But I want there to be something better.

What right do I have if my industry demands that all the communication in my world must be expressed in under 30 seconds or under 30 words? Perhaps it is that discipline that, as an ordinary viewer, I feel bereft: I miss entertainment where the story has characters you root for. Where the attitude can be arrogant without having to resort to foul language or gross events. Where the second installment is astonishingly better than the first. And when I hope I don’t catch myself, once the curtain goes down or the screen goes black, thinking with mounting sadness that “there goes another two hours I can never get back.”

Every generation has its creatives who have dominated and defined the artists' craft for that audience -- but why can't our current generation have comedy and drama that is sometimes more enriching, not always so denigrating?

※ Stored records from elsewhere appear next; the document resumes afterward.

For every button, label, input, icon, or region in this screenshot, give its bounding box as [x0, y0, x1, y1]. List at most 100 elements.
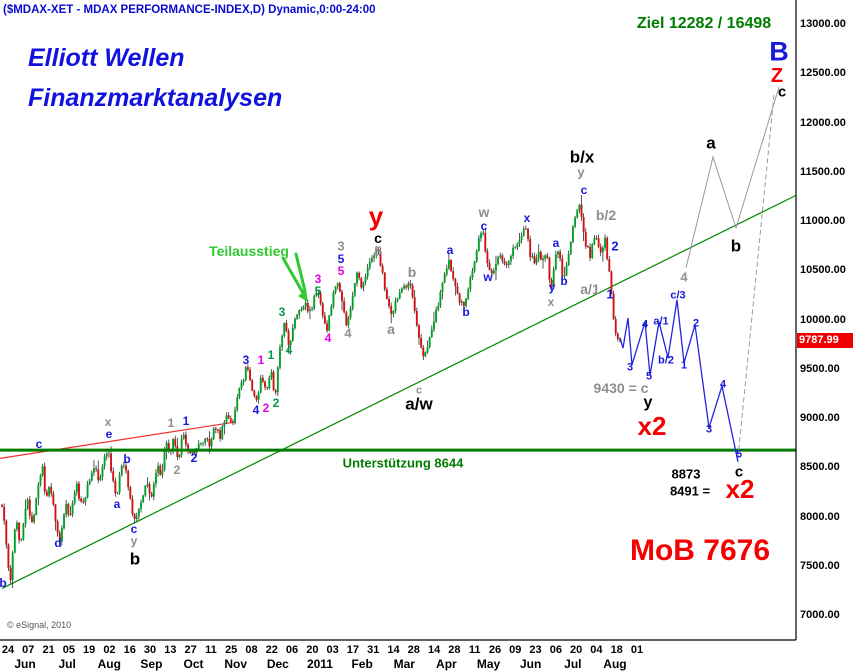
branding-line-1: Elliott Wellen	[28, 44, 185, 72]
gray-projection-zigzag	[685, 86, 780, 268]
wave-label: 5	[314, 284, 322, 298]
x-axis-day-label: 06	[549, 644, 562, 656]
x-axis-day-label: 08	[245, 644, 258, 656]
x-axis-day-label: 07	[22, 644, 35, 656]
red-trendline	[0, 421, 237, 459]
wave-label: 3	[242, 353, 250, 367]
wave-label: 1	[167, 416, 175, 430]
x-axis-day-label: 30	[143, 644, 157, 656]
wave-label: Ziel 12282 / 16498	[636, 15, 772, 32]
x-axis-day-label: 31	[367, 644, 380, 656]
y-axis-label: 8000.00	[800, 510, 840, 523]
wave-label: 2	[272, 396, 280, 410]
wave-label: 4	[344, 325, 352, 341]
wave-label: b/2	[595, 207, 617, 223]
wave-label: 5	[374, 243, 382, 259]
x-axis-month-label: Jul	[58, 657, 76, 671]
wave-label: a	[113, 497, 121, 511]
wave-label: c	[35, 437, 43, 451]
wave-label: 9430 = c	[593, 380, 649, 396]
x-axis-day-label: 26	[488, 644, 502, 656]
wave-label: x	[104, 415, 112, 429]
wave-label: MoB 7676	[629, 534, 771, 567]
wave-label: 2	[190, 451, 198, 465]
wave-label: x2	[725, 474, 755, 504]
y-axis-label: 10500.00	[800, 264, 846, 277]
wave-label: e	[105, 427, 113, 441]
x-axis-month-label: Dec	[266, 657, 289, 671]
wave-label: B	[769, 36, 789, 67]
wave-label: 4	[719, 378, 727, 391]
wave-label: 4	[680, 269, 688, 285]
branding-line-2: Finanzmarktanalysen	[28, 84, 283, 112]
x-axis-day-label: 28	[407, 644, 420, 656]
wave-label: c/3	[670, 289, 686, 302]
x-axis-month-label: Aug	[603, 657, 627, 671]
wave-label: c	[580, 183, 588, 197]
x-axis-day-label: 20	[569, 644, 583, 656]
y-axis-label: 10000.00	[800, 313, 846, 326]
wave-label: 2	[262, 401, 270, 415]
wave-label: 1	[257, 353, 265, 367]
wave-label: y	[643, 394, 653, 411]
wave-label: b	[462, 305, 470, 319]
x-axis-day-label: 14	[427, 644, 441, 656]
x-axis-day-label: 03	[326, 644, 339, 656]
y-axis-label: 7000.00	[800, 609, 840, 621]
y-axis-label: 11000.00	[800, 215, 846, 227]
x-axis-day-label: 20	[306, 644, 319, 656]
x-axis-day-label: 27	[184, 644, 197, 656]
wave-label: 8491 =	[669, 483, 711, 499]
wave-label: 2	[173, 463, 181, 477]
x-axis-day-label: 09	[509, 644, 522, 656]
wave-label: y	[577, 164, 585, 180]
wave-label: 8873	[671, 466, 701, 482]
wave-label: a	[552, 236, 560, 250]
y-axis-label: 9000.00	[800, 412, 840, 424]
x-axis-month-label: Jul	[564, 657, 582, 671]
wave-label: 3	[337, 238, 345, 254]
candlesticks	[1, 195, 621, 589]
x-axis-day-label: 05	[62, 644, 75, 656]
wave-label: 4	[324, 331, 332, 345]
wave-label: b	[560, 274, 568, 288]
y-axis-label: 13000.00	[800, 18, 846, 30]
wave-label: x	[547, 295, 555, 309]
x-axis-month-label: Sep	[140, 657, 163, 671]
wave-label: 3	[314, 272, 322, 286]
wave-label: 3	[278, 305, 286, 319]
wave-label: x	[523, 211, 531, 225]
x-axis-day-label: 25	[225, 644, 238, 656]
x-axis-day-label: 21	[42, 644, 55, 656]
x-axis-day-label: 02	[103, 644, 116, 656]
x-axis-day-label: 23	[529, 644, 542, 656]
wave-label: 4	[252, 403, 260, 417]
x-axis-month-label: 2011	[306, 657, 333, 671]
wave-label: c	[415, 384, 423, 397]
wave-label: b/x	[569, 147, 595, 167]
y-axis-label: 12000.00	[800, 116, 846, 129]
green-uptrend-line	[1, 194, 797, 589]
x-axis-month-label: Mar	[393, 657, 415, 671]
wave-label: 5	[735, 448, 743, 461]
wave-label: 3	[626, 361, 634, 374]
copyright-watermark: © eSignal, 2010	[7, 620, 72, 630]
last-price-badge: 9787.99	[797, 333, 853, 348]
wave-label: y	[548, 280, 556, 294]
x-axis-day-label: 11	[205, 644, 217, 656]
wave-label: 5	[337, 252, 345, 266]
x-axis-month-label: Apr	[436, 657, 457, 671]
wave-label: x2	[637, 411, 667, 441]
wave-label: b	[123, 452, 131, 466]
x-axis-day-label: 18	[610, 644, 623, 656]
y-axis-label: 7500.00	[800, 559, 840, 572]
x-axis-month-label: Aug	[97, 657, 121, 671]
wave-label: b	[129, 549, 141, 569]
x-axis-day-label: 16	[123, 644, 136, 656]
wave-label: y	[130, 534, 138, 548]
teilausstieg-arrowhead	[298, 290, 308, 302]
wave-label: Z	[770, 65, 784, 87]
x-axis-month-label: Nov	[224, 657, 248, 671]
x-axis-month-label: May	[476, 657, 501, 671]
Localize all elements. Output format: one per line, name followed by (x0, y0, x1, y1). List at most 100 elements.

Why can't we see amazing visuals, digest complex stories and have access to high quality productions that aren't just "risk taking shows" at premium cable networks? When will we use the words "breakthrough or groundbreaking" when the standards are really raised, not just compared to the rest of the art that's already compromised?

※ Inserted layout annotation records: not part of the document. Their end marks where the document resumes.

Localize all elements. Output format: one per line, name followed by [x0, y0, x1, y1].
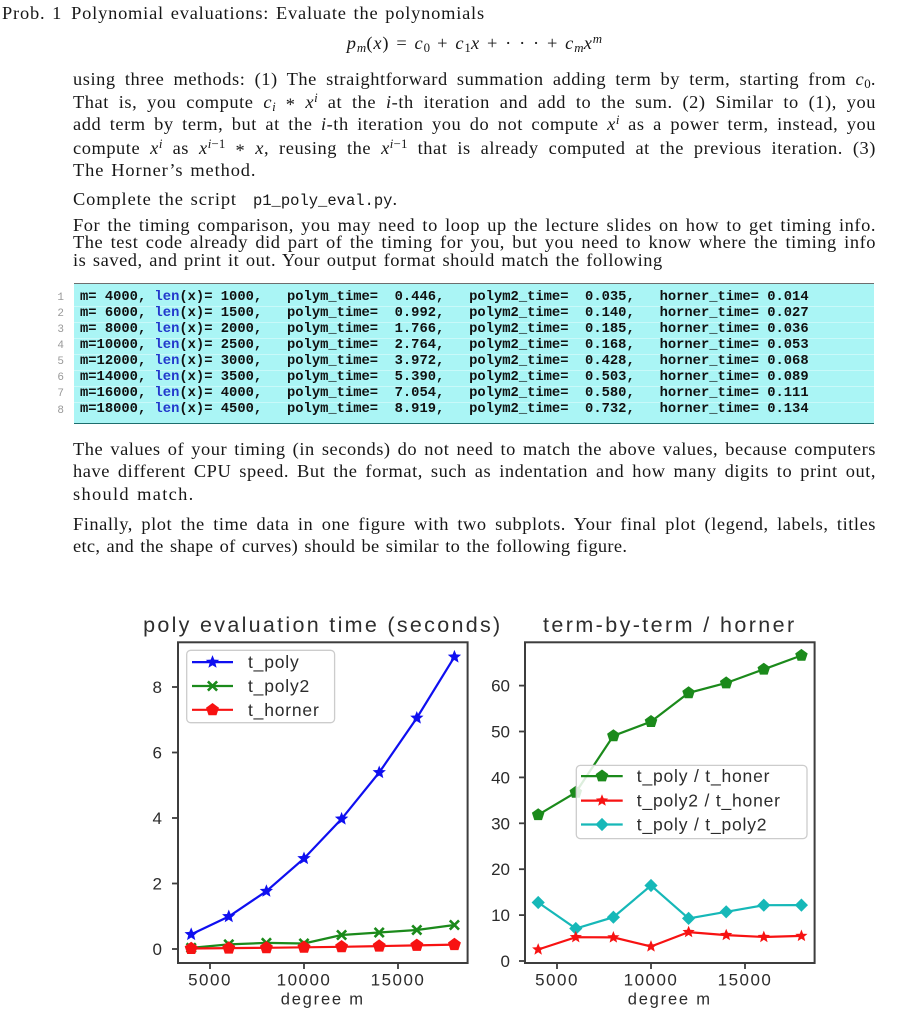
svg-text:t_horner: t_horner: [248, 700, 320, 721]
svg-text:5000: 5000: [188, 971, 232, 990]
svg-text:15000: 15000: [718, 971, 773, 990]
svg-text:poly evaluation time (seconds): poly evaluation time (seconds): [143, 613, 502, 637]
svg-text:20: 20: [491, 860, 510, 879]
svg-text:15000: 15000: [371, 971, 426, 990]
svg-text:50: 50: [491, 723, 510, 742]
svg-text:10000: 10000: [624, 971, 679, 990]
svg-text:t_poly2: t_poly2: [248, 676, 310, 697]
svg-text:8: 8: [153, 678, 162, 697]
svg-text:term-by-term / horner: term-by-term / horner: [543, 613, 797, 637]
svg-text:2: 2: [153, 875, 162, 894]
svg-text:0: 0: [153, 940, 162, 959]
svg-text:4: 4: [153, 809, 162, 828]
svg-text:t_poly / t_honer: t_poly / t_honer: [637, 766, 770, 787]
svg-text:t_poly / t_poly2: t_poly / t_poly2: [637, 815, 768, 836]
svg-text:t_poly: t_poly: [248, 652, 300, 673]
svg-text:10: 10: [491, 906, 510, 925]
svg-text:5000: 5000: [535, 971, 579, 990]
svg-text:0: 0: [501, 952, 510, 971]
svg-text:t_poly2 / t_honer: t_poly2 / t_honer: [637, 791, 781, 812]
svg-text:degree m: degree m: [281, 991, 365, 1009]
svg-text:30: 30: [491, 814, 510, 833]
svg-text:degree m: degree m: [628, 991, 712, 1009]
svg-text:6: 6: [153, 744, 162, 763]
svg-text:10000: 10000: [277, 971, 332, 990]
svg-text:40: 40: [491, 768, 510, 787]
svg-text:60: 60: [491, 677, 510, 696]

I don't get it and I hate feeling old or cynical about it. I am especially embarrassed, when advertising agencies and advertisers are accused of supporting this level of entertainment quality in order to reach the greatest (or depending on your perspective, the lowest) common denominator for the greatest reach and broadest target audience. How else will 7-11 market the Hangover Part II cups?

At the end of the day, it is my belief that there is too little creative and artistic entertainment at this time that moves us -- creative that could benefit advertisers and viewers alike.  Too bad that there are too few entertainment vehicles that take our breath away and just too many that have us gasping for air.